04:54— Mais je ne sais rien de tout cela. Moi, j'ai dit à plusieurs reprises que j'étais absolument demandeur de rien,
05:02que j'étais prêt à assumer mes responsabilités si on m'en confiait, que je les assumerais dans l'esprit que je viens de vous indiquer,
05:10c'est-à-dire de volonté, de lucidité face aux attentes des Français, de responsabilité quant à la nécessité de trouver des compromis.
05:19Je le dis au Président de la République comme à l'ensemble de ceux qui m'ont contacté.
05:25Je n'ai pas eu de contact avec le Président de la République depuis mon entretien.
05:29Et je ne suis en attente de rien d'autre qu'une solution pour le pays. Et c'est ça qui est toujours important.
05:36Mais la question ne se pose pas en ces termes. La question ne se pose pas de savoir si on a envie de ceci ou de cela, comme si c'était une affaire personnelle.
05:43La question, c'est de savoir si à un moment donné, si l'on est en situation de faire son devoir, on doit relever le défi ou pas.
05:50Et moi, je n'avais pas de demandes en la matière, pour des raisons qui tiennent d'ailleurs à des épreuves personnelles très, très dures
05:57que j'ai eues à affronter ces derniers mois avec ma famille. Mais si on m'en avait fait un devoir, je l'aurais fait.

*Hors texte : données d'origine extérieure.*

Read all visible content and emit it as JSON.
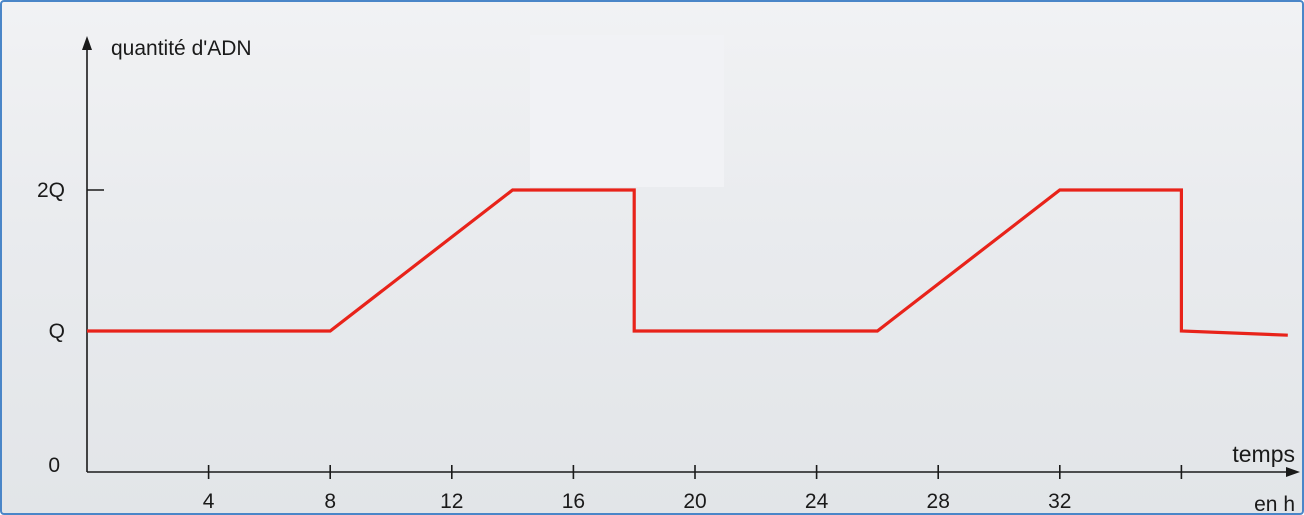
{
  "chart_data": {
    "type": "line",
    "ylabel": "quantité d'ADN",
    "xlabel": "temps",
    "xunit": "en h",
    "y_origin_label": "0",
    "y_ticks": [
      {
        "label": "Q",
        "value": 1
      },
      {
        "label": "2Q",
        "value": 2
      }
    ],
    "x_ticks": [
      4,
      8,
      12,
      16,
      20,
      24,
      28,
      32,
      36
    ],
    "x_tick_labels": [
      "4",
      "8",
      "12",
      "16",
      "20",
      "24",
      "28",
      "32",
      ""
    ],
    "xlim": [
      0,
      39.5
    ],
    "ylim": [
      0,
      3
    ],
    "series": [
      {
        "color": "#e8231a",
        "x": [
          0,
          8,
          14,
          18,
          18,
          26,
          32,
          36,
          36,
          39.5
        ],
        "y": [
          1,
          1,
          2,
          2,
          1,
          1,
          2,
          2,
          1,
          0.97
        ]
      }
    ]
  }
}
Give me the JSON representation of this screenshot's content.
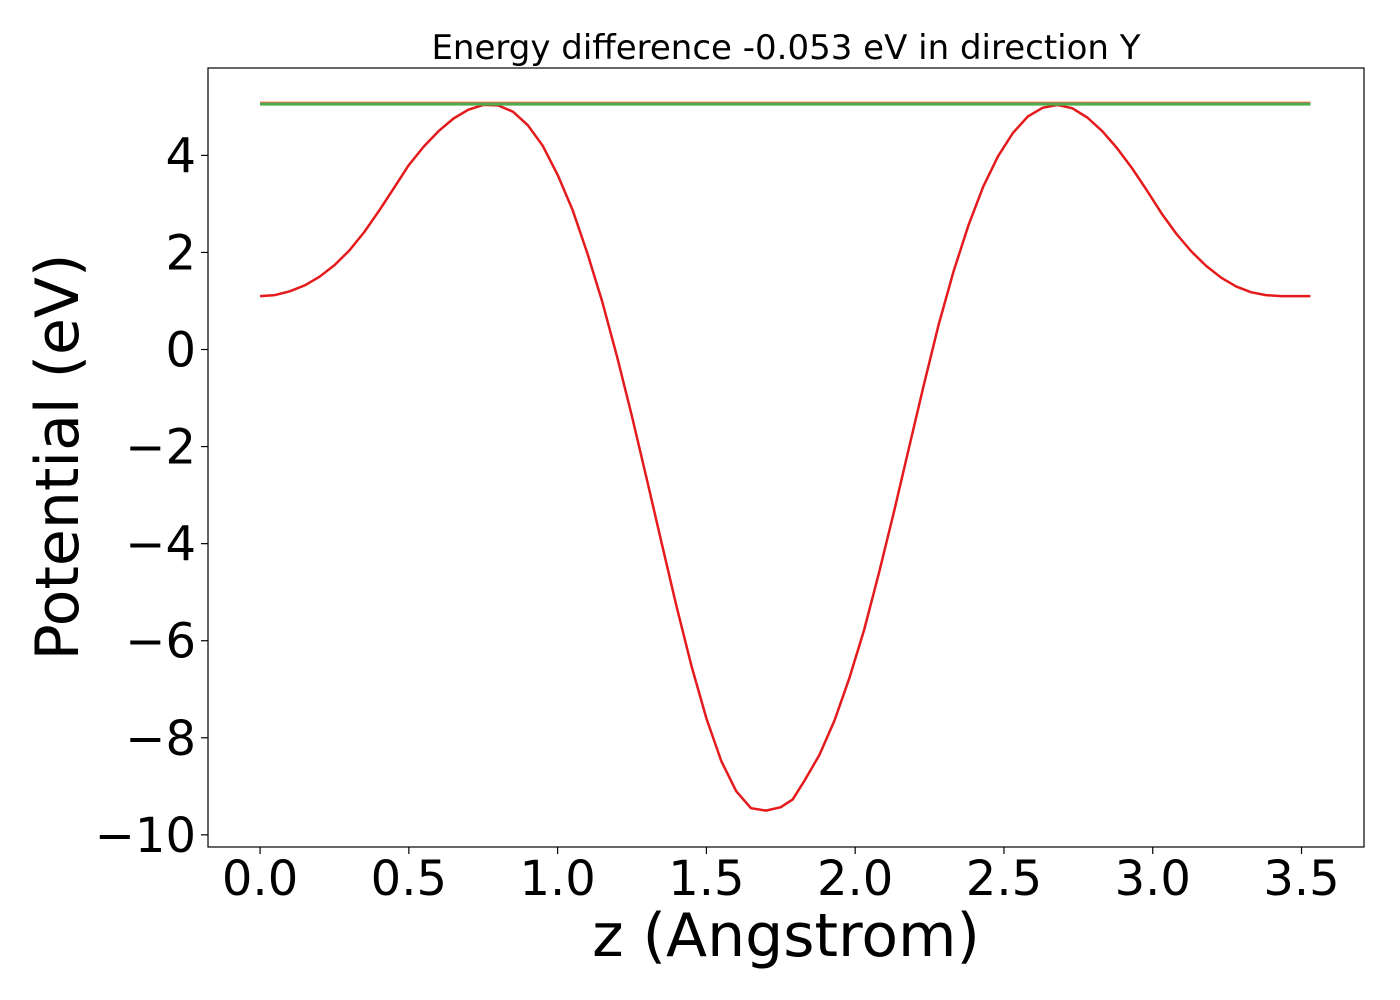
{
  "chart_data": {
    "type": "line",
    "title": "Energy difference -0.053 eV in direction Y",
    "xlabel": "z (Angstrom)",
    "ylabel": "Potential (eV)",
    "xlim": [
      -0.175,
      3.71
    ],
    "ylim": [
      -10.25,
      5.8
    ],
    "grid": false,
    "x_ticks": [
      0.0,
      0.5,
      1.0,
      1.5,
      2.0,
      2.5,
      3.0,
      3.5
    ],
    "x_tick_labels": [
      "0.0",
      "0.5",
      "1.0",
      "1.5",
      "2.0",
      "2.5",
      "3.0",
      "3.5"
    ],
    "y_ticks": [
      -10,
      -8,
      -6,
      -4,
      -2,
      0,
      2,
      4
    ],
    "y_tick_labels": [
      "−10",
      "−8",
      "−6",
      "−4",
      "−2",
      "0",
      "2",
      "4"
    ],
    "series": [
      {
        "color": "#e41a1c",
        "x": [
          0.0,
          0.05,
          0.1,
          0.15,
          0.2,
          0.25,
          0.3,
          0.35,
          0.4,
          0.45,
          0.5,
          0.55,
          0.6,
          0.65,
          0.7,
          0.75,
          0.8,
          0.85,
          0.9,
          0.95,
          1.0,
          1.05,
          1.1,
          1.15,
          1.2,
          1.25,
          1.3,
          1.35,
          1.4,
          1.45,
          1.5,
          1.55,
          1.6,
          1.65,
          1.7,
          1.75,
          1.79,
          1.83,
          1.88,
          1.93,
          1.98,
          2.03,
          2.08,
          2.13,
          2.18,
          2.23,
          2.28,
          2.33,
          2.38,
          2.43,
          2.48,
          2.53,
          2.58,
          2.63,
          2.68,
          2.73,
          2.78,
          2.83,
          2.88,
          2.93,
          2.98,
          3.03,
          3.08,
          3.13,
          3.18,
          3.23,
          3.28,
          3.33,
          3.38,
          3.43,
          3.48,
          3.53
        ],
        "y": [
          1.1,
          1.12,
          1.2,
          1.32,
          1.5,
          1.74,
          2.04,
          2.42,
          2.86,
          3.33,
          3.8,
          4.18,
          4.5,
          4.76,
          4.94,
          5.04,
          5.03,
          4.9,
          4.62,
          4.2,
          3.6,
          2.88,
          1.98,
          0.98,
          -0.15,
          -1.38,
          -2.68,
          -4.0,
          -5.3,
          -6.52,
          -7.6,
          -8.48,
          -9.1,
          -9.45,
          -9.5,
          -9.43,
          -9.27,
          -8.88,
          -8.35,
          -7.65,
          -6.78,
          -5.78,
          -4.6,
          -3.35,
          -2.05,
          -0.75,
          0.5,
          1.6,
          2.55,
          3.35,
          3.98,
          4.46,
          4.8,
          4.98,
          5.04,
          4.97,
          4.78,
          4.5,
          4.15,
          3.74,
          3.28,
          2.8,
          2.38,
          2.02,
          1.72,
          1.48,
          1.3,
          1.18,
          1.12,
          1.1,
          1.1,
          1.1
        ]
      },
      {
        "color": "#ff7f0e",
        "x": [
          0.0,
          3.53
        ],
        "y": [
          5.08,
          5.08
        ]
      },
      {
        "color": "#377eb8",
        "x": [
          0.0,
          3.53
        ],
        "y": [
          5.06,
          5.06
        ]
      },
      {
        "color": "#4daf4a",
        "x": [
          0.0,
          3.53
        ],
        "y": [
          5.05,
          5.05
        ]
      }
    ]
  }
}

06:02Et je l'aurais fait de façon loyale, avec une grande abnégation et la volonté d'être à l'écoute de l'ensemble des forces politiques
06:10représentées au Parlement, et en ayant les idées claires sur ce qu'il fallait faire, c'est-à-dire une nécessité de changement politique,
06:18dans le respect et l'écoute des forces au Parlement pour trouver les compromis utiles, dans une relation avec les Français faite d'explications et de sincérité,
06:29et dans le respect des institutions et des fonctions occupées par les uns et les autres.
06:33Vous pouvez affirmer qu'un gouvernement dirigé par vos soins n'aurait pas été censuré par l'Assemblée. L'Élysée prétend le contraire.
06:38— Mais la meilleure manière de savoir cela, c'est de nommer un Premier ministre et de laisser le Premier ministre faire son travail.
06:45C'est comme ça qu'on procédait lorsque l'instabilité gouvernementale était grande en France, notamment sous la IVe République,
06:51dont on a recréé l'esprit en France au cours des dernières années. Donc si on veut être assurés de cela, il faut d'abord regarder
06:59quel est le résultat des élections, le comprendre, s'y résoudre, car quand on organise une élection et que les résultats sont là,
07:07il vaut mieux se résoudre aux résultats de l'élection, et puis ensuite laisser le gouvernement gouverner. Voilà.
07:14— Vous êtes donc prêt à dire oui ? — Merci à vous.